João Carlos, que lidera artisticamente o projeto, expressou o desejo de criar uma onda de esperança para aqueles que temem serem substituídos por gerações mais jovens na musica clássica. Em sua concepção, a orquestra representa uma chave para revitalizar a carreira de músicos que, muitos deles, acabaram de se aposentar de renomadas instituições como a Orquestra Sinfônica do Estado de São Paulo e a Orquestra Municipal. O maestro mencionou que muitos dos convocados para fazer parte do projeto chegaram a se emocionar ao reagrupar e voltar a tocar juntos.
Sua paixão pela música persiste, mesmo diante de desafios pessoais significativos. Diagnóstico precoce de contratura de Dupuytren e distonia focal o acompanhou desde os 18 anos, o que tornou seu relacionamento com o piano ainda mais intrigante. Ele mencionou que, apesar das adversidades, nunca desistiu de seus sonhos, buscando conectar as gerações com a música. Para ele, música é profundamente emotiva, capaz de preencher lacunas deixadas pela linguagem.
O maestro, que em breve completará 86 anos, fez uma brincadeira leve sobre a sua própria experiência, referindo-se a si mesmo como “ultrassênior”. Ele prevê realizar 120 concertos neste ano, embora tenha reduzido sua carga horária. Com este projeto, João Carlos almeja inspirar a formação de novas orquestras sêniores em todo o Brasil, promovendo uma democratização do acesso à música clássica.
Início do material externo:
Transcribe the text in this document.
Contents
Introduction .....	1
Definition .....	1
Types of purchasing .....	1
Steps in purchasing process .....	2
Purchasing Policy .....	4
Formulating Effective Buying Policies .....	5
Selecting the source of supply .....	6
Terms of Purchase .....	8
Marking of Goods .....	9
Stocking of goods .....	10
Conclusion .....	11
Com sua experiência formando a Bachiana Filarmônica e a Bachiana Jovem, a nova formação busca diversificar seu repertório, explorando temas pouco convencionais, como a relação da música com a psicanálise e o meio ambiente. Os concertos, que começarão em 15 de abril, terão uma duração aproximada de 50 minutos e ocorrerão em horários mais acessíveis ao público.
O processo seletivo dos músicos foi realizado com o auxílio do maestro Laércio Sinhorelli, e o projeto já provocou uma recepção entusiástica em uma apresentação prévia, a qual foi descrita como um “escândalo”, comparando-a ao Carnaval. Para João Carlos, este modal de orquestra traz à tona a missão social de discutir temas importantes da sociedade, promovendo um diálogo enriquecedor entre a arte e a vida cotidiana. Com uma visão inovadora, ele propõe que, unindo tradição e inovação, é possível criar um novo espaço inclusivo e representativo no mundo da música clássica.